Professor Steve Field (CBE FRCP FFPH FRCGP) 

Chief Inspector of General Practice

1 May 2014

During a routine inspection

We undertook follow up inspection to Dr IK Babar on the 1 May 2014.

We did not speak to people who used the service during this inspection.

We found that since our last inspection the registered provider had taken action to ensure that systems to review and monitor the quality of service patients received was in place.

We found that patient surveys had been sent out and in response to patient feedback in the surveys the practice was currently reviewing the number of baby clinics held each week at the practice. This meant that the registered provider had listened to patient feedback and had taken action to improve the standard and quality of the service provided at the practice.

We found that whilst there had been some improvements in the recruitment process that the practice operated, there was further work which needed to be done before patients were fully protected.

8 August 2013

During a routine inspection

We saw that patients were treated respectfully and given privacy during their visit to the practice.
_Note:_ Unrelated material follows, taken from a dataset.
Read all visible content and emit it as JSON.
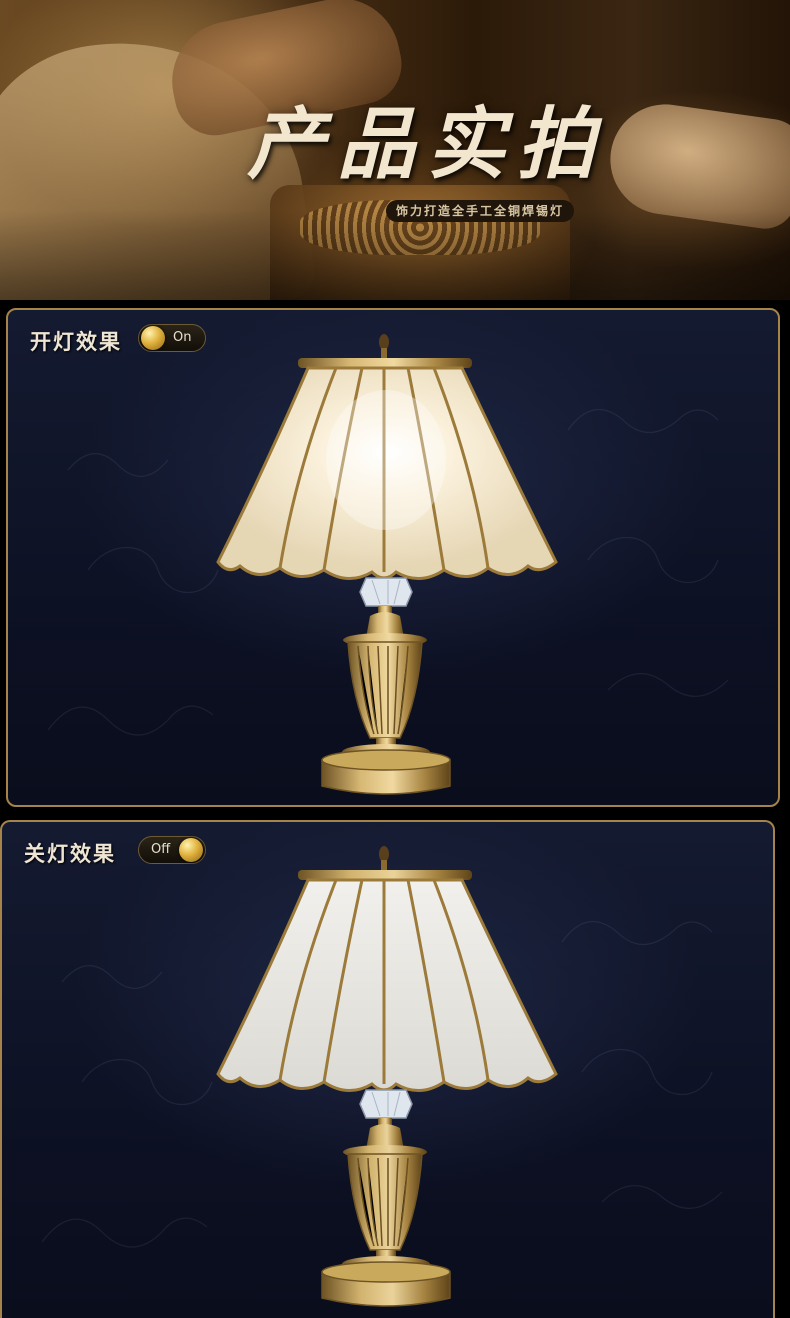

Translation services were available for patients who did not speak English as their first language. Patients were able to make appointments with a doctor of their preferred gender.

We looked at the electronic records of a random selection of patients. The reason for their appointment was documented as well as discussions held with the medical professional, advice given, and tests that had been recommended.

Procedures were in place for the safeguarding of adults and children. Although not all staff had received training, the staff we spoke with knew the action they should take if they suspected a patient or visitor was being abused.

All areas of the practice were visibly clean. The practice had a contract with the Croft Shifa Health Centre who provided services in relation to the prevention and control of infection.

The practice did not have a recruitment policy. Evidence of identity had not been provided for staff members and there was no evidence that references had been provided prior to staff starting work. Some medical professionals at the practice had not had a Criminal Records Bureau (CRB) check carried out.

There was no system in place to assess and monitor the quality of the service. The most recent patient survey had been carried out in January 2012 and no action plan was in place to address less positive results.